Australian payroll provider Talent2 will keep its $105 million 10 year contract to provide New Zealand's public education payroll service after the government decided switching to the old provider, Datacom, simply exchanged one set of risks for another.
Minister Responsible for Novopay Steven Joyce announced the Talent2 contract will "remain under review", but the decision effectively leaves Talent2 in place as New Zealand-owned Datacom loses an identified time to implement an alternative between June and September this year.
Datacom's plan, also released, signaled strong school support for a return to the "old system" and that pricing would have remained the same as when Datacom bid for and lost the contract to Talent2 in 2008.
But Joyce said the Cabinet concluded Talent2 was starting to get on top of the Novopay bugs and "it wouldn't be sensible to make a change at this point", with error rates running at less than 0.5 percent in the three of the last four pay periods.
The government's independent technical reviewers regarded that as "a reasonable error rate for a stable system."

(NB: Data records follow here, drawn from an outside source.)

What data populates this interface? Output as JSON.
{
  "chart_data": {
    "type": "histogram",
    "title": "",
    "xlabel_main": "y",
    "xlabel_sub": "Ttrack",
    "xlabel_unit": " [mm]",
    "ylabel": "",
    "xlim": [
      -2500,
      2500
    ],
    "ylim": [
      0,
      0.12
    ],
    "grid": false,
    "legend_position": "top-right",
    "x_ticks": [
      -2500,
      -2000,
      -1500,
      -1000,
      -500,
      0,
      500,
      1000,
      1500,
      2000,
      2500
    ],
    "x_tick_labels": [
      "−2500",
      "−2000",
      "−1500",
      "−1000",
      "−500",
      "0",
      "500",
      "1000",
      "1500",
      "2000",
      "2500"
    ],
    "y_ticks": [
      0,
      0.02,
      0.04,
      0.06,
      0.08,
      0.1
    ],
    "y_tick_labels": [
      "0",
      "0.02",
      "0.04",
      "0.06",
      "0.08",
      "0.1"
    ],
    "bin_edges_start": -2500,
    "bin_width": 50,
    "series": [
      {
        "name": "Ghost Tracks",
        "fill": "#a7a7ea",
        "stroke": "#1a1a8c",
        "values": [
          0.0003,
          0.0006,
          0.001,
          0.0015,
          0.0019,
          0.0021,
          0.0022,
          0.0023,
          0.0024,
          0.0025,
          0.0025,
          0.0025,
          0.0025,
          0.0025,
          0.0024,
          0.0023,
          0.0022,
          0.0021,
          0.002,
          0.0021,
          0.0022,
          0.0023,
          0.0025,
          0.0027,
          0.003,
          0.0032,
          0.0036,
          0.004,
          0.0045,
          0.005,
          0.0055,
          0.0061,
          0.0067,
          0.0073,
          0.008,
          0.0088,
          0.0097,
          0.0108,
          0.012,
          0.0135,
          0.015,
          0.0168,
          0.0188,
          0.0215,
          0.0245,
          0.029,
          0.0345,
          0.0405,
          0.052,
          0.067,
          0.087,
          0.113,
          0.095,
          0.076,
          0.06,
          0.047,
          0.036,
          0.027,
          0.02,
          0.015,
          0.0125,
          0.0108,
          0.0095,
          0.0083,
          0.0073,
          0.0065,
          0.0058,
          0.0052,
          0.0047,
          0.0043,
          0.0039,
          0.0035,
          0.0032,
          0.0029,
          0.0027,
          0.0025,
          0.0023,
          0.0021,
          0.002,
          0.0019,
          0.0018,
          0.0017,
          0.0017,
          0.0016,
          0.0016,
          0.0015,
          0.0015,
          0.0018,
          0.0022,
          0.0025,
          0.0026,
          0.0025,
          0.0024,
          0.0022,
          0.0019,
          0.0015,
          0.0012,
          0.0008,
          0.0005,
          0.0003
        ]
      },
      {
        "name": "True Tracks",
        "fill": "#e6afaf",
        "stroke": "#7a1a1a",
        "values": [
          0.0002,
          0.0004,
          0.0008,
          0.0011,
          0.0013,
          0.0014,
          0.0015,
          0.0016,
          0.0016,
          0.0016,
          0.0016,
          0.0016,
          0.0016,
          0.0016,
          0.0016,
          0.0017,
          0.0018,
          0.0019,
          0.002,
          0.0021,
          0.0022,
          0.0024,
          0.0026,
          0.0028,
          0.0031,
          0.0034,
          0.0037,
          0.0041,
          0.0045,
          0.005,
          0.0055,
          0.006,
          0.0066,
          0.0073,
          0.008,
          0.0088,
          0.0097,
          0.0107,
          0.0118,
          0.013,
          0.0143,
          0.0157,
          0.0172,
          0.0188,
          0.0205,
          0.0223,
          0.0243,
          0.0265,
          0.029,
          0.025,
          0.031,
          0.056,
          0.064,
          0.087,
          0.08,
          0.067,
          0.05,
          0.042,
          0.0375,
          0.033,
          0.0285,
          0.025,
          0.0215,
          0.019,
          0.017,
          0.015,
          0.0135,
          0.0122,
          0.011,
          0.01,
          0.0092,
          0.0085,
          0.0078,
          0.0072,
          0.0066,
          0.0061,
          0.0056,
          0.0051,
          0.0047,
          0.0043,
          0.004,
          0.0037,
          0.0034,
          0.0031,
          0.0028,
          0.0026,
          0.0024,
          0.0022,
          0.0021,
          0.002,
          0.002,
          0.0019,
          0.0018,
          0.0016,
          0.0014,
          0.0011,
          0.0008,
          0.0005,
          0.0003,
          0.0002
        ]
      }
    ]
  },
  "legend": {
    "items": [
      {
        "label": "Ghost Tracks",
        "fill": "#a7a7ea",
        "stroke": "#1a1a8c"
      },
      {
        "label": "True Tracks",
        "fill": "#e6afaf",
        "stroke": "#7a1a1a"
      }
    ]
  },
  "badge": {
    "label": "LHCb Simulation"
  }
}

"Making a change now would increase the work for payroll administrators in the short-term during the cut-over from where we stand today, not decrease it."
Datacom is understood always to have experienced a small number of errors in each pay run, in part because the pay schedules for school staff are unusually complex and individualised.
Its proposal for replacing Novopay would have involved a short term return to a version of its old system, with a new system to be implemented in 2016.
While parts of Datacom's plan are blacked out, the company apparently had little faith that it would easily reconcile Novopay data for use in its own systems.
While it quoted firmly for the implementation job, it said from the limited information seen, reconciliation would take "a very long time" and would not give even a "guesstimate" at the cost.
Documentation referred to how Datacom's "reputational risks" would be managed if it took over the botched project from Talent2, which implemented Novopay late in the middle of last year despite evidence it was not working well.
A slower than targeted clearance rate remains one of the areas of "frustration" with Novopay, said Joyce.
The next key milestones are the Novopay Ministerial Inquiry, which is due to be presented at the end of this month, and the review of progress in the remediation plan at the end of June.
Joyce said education payroll simplification was a medium term issue to be addressed.
The Novopay contract saw Talent2 paid $29.4 million to build the system and $12.5 million a year to run it until 2018.
Penalty clauses in its contract are likely to be invoked to compensate for the botched implementation, and Talent2 has already committed significant unplanned resource to try and placate angry educational workers.